“I’m doing an experiment,” my friend Ella said, as she splashed some cream of vegetable soup into a bowl. Of the two bowls she was preparing to carry out to a table at the family restaurant where we worked, one contained just enough liquid to cover the bottom of the bowl while the other was brimming.
Walking slowly so that the soup didn’t slop out of the full bowl, Ella made her way to the table. I couldn’t bear to watch the “experiment” – the reaction of two people who got drastically different amounts of soup before their meal – go down. Since we’d started working as waitresses at the small-town restaurant over the summer break from high school, Ella was prone to shaking things up to keep herself from getting too bored.
She returned moments later and dished more soup into the emptier bowl, shrugging her shoulders and laughing.

Working at the restaurant was one of the best part-time jobs I’ve ever had. The place was too small to get too busy – which was good because if it didn’t I wasn’t a skilled enough waitress to handle it.
I was just 16, hired by a Greek man who’d created a multi-page menu replete with items honoring his homeland like spanikopita, but also included a Chinese combo plate, pizza, and a local Saskatchewan delicacy: the hot hamburger (a burger patty on a piece of bread, smothered in gravy). Later, a Chinese couple took it over and several more Asian dishes to the menu (along with several spelling and grammatical errors) but still kept the hodgepodge of Greek, Italianish and North American offerings.
A handful of my friends worked there and the other employees I didn’t know from school were an entertaining bunch of riffraff from around town. At one point, I got my underage brother a job as a dishwasher at the restaurant and was rewarded by constantly having him whining about how the waitresses should help him whenever he worked a closing shift. My brother didn’t last long, but then again, hardly anyone did in the years I worked there on and off. The only server who stuck around was the sinewy head waitress, Debbie, who was later fired when the new owners installed a security camera and caught her pocketing money from the cash register.

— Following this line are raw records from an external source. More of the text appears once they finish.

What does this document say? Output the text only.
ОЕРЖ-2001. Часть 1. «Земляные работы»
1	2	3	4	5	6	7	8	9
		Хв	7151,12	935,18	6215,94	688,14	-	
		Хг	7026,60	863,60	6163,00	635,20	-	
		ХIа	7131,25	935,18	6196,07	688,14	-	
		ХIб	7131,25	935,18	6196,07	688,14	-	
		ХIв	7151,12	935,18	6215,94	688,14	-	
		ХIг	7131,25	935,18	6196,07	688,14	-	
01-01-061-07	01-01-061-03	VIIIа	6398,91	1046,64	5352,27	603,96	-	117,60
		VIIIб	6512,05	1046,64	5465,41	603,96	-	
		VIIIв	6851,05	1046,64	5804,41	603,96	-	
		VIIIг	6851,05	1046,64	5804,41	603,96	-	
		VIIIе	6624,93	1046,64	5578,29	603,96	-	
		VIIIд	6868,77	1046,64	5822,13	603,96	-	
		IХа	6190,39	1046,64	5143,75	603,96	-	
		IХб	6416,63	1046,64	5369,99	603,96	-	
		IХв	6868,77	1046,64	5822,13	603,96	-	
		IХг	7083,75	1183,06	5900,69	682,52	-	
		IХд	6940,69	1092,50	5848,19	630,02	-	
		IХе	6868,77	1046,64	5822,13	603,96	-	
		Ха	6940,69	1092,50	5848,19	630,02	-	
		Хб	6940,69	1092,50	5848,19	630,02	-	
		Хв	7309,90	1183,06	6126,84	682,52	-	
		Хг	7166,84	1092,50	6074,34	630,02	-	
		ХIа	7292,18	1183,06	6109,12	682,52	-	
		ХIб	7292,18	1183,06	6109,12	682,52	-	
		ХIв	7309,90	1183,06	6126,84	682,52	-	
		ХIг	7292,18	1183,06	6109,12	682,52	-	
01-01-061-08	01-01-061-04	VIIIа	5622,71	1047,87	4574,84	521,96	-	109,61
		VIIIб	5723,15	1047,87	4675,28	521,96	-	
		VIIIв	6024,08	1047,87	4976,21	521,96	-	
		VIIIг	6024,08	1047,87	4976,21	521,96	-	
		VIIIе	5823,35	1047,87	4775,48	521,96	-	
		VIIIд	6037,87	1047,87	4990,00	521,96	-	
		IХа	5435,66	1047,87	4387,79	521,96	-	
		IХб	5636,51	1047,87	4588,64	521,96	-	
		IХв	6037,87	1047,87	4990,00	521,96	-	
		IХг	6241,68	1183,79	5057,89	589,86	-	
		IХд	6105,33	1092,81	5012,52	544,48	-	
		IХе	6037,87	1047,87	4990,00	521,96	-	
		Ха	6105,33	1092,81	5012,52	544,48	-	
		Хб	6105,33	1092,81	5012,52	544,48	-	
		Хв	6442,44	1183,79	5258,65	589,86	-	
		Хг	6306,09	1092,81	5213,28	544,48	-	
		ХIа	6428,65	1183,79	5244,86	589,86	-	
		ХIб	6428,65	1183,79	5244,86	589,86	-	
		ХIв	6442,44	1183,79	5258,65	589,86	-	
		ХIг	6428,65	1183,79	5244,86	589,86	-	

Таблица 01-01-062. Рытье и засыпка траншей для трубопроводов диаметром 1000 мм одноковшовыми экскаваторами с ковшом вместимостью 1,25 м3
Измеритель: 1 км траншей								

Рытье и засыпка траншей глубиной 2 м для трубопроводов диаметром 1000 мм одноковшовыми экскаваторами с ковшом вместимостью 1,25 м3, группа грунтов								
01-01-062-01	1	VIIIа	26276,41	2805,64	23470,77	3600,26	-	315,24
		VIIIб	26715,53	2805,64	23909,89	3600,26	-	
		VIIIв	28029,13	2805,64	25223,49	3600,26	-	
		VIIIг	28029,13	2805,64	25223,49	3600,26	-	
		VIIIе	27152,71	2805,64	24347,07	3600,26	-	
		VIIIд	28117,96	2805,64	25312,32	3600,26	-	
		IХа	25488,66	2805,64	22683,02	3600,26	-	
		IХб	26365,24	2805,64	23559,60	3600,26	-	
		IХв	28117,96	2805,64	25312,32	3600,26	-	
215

Donnie, a middle-aged, full-time dishwasher with a mouth full of teeth in all stages of decay, still works at the restaurant to this day. Last time I was in town he appeared at my mom’s door with some food we’d ordered for delivery. He hadn’t changed a bit. The aviator-style prescription glasses he’d favored back then were still perched on his nose, having managed to span an entire fashion cycle of stylish to nerdy to ironically nerdy to stylish. Unfortunately, the collared button-up shirts he favored never experienced a fashion renaissance. I can still see Donnie leaning up against the waitress station at the restaurant with his ruddy flesh and matted chest hair visible beneath his thin shirt, his face shiny from all the steam the dishwasher gave off.
When things got slow, the waitresses would fill creamers and ketchup bottles while gabbing with Donnie or a cook named Jason. Jason has previously worked at a popular cheese shop in Saskatoon called Bulk Cheese Warehouse, and loved to regale us with tales from his glory days making pasta salad at the shop. No Bulk Cheese Warehouse incident was too insignificant to be turned into an “amusing” daily anecdote to share with us. Once, when I asked him where the pasta featured in our baked ravioli dish came from, he led me back to the panty and hefted an economy-sized can from the shelf. “Let’s just say, thank goodness for Chef Boyardee.”
One of my favorite waitresses was a hardworking and kind woman named Barbara who’d been arrested in a major drug-trafficking sting in town. Coming in for my shift one day one of my signature dark under-eye circles caught the light strangely and Barbra mistook my tiredness for a black eye. “Who hit you?” she asked immediately, seizing my shoulders with both her hands. “Who fucking hit you?!”
Gisele – or Giz, which is what we’d call her behind her back – was a plump beauty who was always good for detailed stories about her old man, which is what she called her boyfriend, not to be confused with her dad. Another girl, Tracy, made me clean out the bathrooms for her while she offered relationship advice. “If you think your boyfriend is cheating on you,” she told me, “tell him you want to take a bath. If his dick floats in the bathwater, you’ll know he cheated because that means it’s empty.” Rock-solid logic if I ever heard it.
Tips were abysmal, but leaving a shift with $8 in cash was still a selling feature for the place. So was the food. We got staff rates on most items, of which I took advantage. Despite many other bad habits I developed while working there, I never snuck French fries off a customer’s plate like I’d seen other girls do when they were hungry, but I was guilty of gobbling down roll after buttered roll and iceberg-lettuce salad ladled with ranch dressing between serving tables. Once in a while, Ella and I would steal a piece of Turtle cheesecake from the cooler and alternate bites, sliding the plate and fork under the hot-chocolate machine so the owners couldn’t see the evidence.

To this day, I still crave food from the restaurant and dine there every time I’m back in Saskatchewan. My family reluctantly tags along, though my mom always likes to note that her friend, the town’s health inspector, never eats there. It’s nice to know some things never change.
Sure, the location is different, but almost 15 years later, the menu is almost exactly the same. The people are different, but I’d bet they’re just as entertaining.